If converterFallback is set to error, the filter will throw an error when hitting cast exception. Default ‘error’.
- param value:
The metadataCriteria parameter is used to filter the annotations by metadata fields.
- type value:
str
- setOutputCol(value)#
Sets output column name of annotations.
- Parameters:
value (str) – Name of output column
- setParamValue(paramName)#
Sets the value of a parameter.
- Parameters:
paramName (str) – Name of the parameter
- setParams()#
- setSortBy(value: str)#
Sets the sortBy parameter is used to select sorting option. Options: ascending, descending, lost_in_the_middle, diversity.
ascending: Sort by ascending order of distance.
descending: Sort by descending order of distance.
lost_in_the_middle: Sort by lost in the middle ranker. Let’s say we have 5 annotations with distances [1, 2, 3, 4, 5]. The lost in the middle ranker will sort them as [1, 3, 5, 4, 2].
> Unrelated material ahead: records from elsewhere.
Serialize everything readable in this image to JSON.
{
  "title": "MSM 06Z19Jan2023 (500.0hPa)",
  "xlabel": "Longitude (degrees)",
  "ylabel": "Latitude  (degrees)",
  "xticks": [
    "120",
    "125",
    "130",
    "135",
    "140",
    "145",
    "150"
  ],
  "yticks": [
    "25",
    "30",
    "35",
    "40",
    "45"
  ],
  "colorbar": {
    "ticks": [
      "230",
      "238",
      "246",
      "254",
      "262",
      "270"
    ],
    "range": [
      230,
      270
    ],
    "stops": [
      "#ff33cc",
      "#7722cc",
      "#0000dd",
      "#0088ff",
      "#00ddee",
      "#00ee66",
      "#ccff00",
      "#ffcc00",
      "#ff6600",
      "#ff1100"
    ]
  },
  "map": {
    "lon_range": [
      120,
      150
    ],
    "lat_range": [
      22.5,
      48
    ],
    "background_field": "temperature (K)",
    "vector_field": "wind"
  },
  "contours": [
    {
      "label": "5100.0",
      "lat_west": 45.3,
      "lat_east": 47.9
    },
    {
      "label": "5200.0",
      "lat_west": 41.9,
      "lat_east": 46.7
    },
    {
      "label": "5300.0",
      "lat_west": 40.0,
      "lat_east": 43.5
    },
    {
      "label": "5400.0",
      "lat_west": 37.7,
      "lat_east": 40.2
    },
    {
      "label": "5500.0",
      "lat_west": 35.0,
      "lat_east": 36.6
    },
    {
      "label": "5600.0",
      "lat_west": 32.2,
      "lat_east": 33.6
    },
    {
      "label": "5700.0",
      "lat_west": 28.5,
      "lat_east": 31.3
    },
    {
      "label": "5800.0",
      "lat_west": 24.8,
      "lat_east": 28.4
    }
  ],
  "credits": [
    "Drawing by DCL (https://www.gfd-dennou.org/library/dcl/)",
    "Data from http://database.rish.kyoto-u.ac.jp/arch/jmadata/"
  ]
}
diversity: Sort by diversity ranker. The annotations are sorted by distance and the first annotation select, and then the next annotation is selected by the maximum average distance from the selected annotations.
Default: ascending
- Parameters:
value (str) – The sortBy parameter is used to select sorting option. Default: ascending
- transform(dataset: pyspark.sql.dataframe.DataFrame, params: pyspark.ml._typing.ParamMap | None = None) pyspark.sql.dataframe.DataFrame #
Transforms the input dataset with optional parameters.
New in version 1.3.0.
- Parameters:
dataset (
pyspark.sql.DataFrame
) – input datasetparams (dict, optional) – an optional param map that overrides embedded params.
- Returns:
transformed dataset
- Return type:
- write() JavaMLWriter #
Returns an MLWriter instance for this ML instance.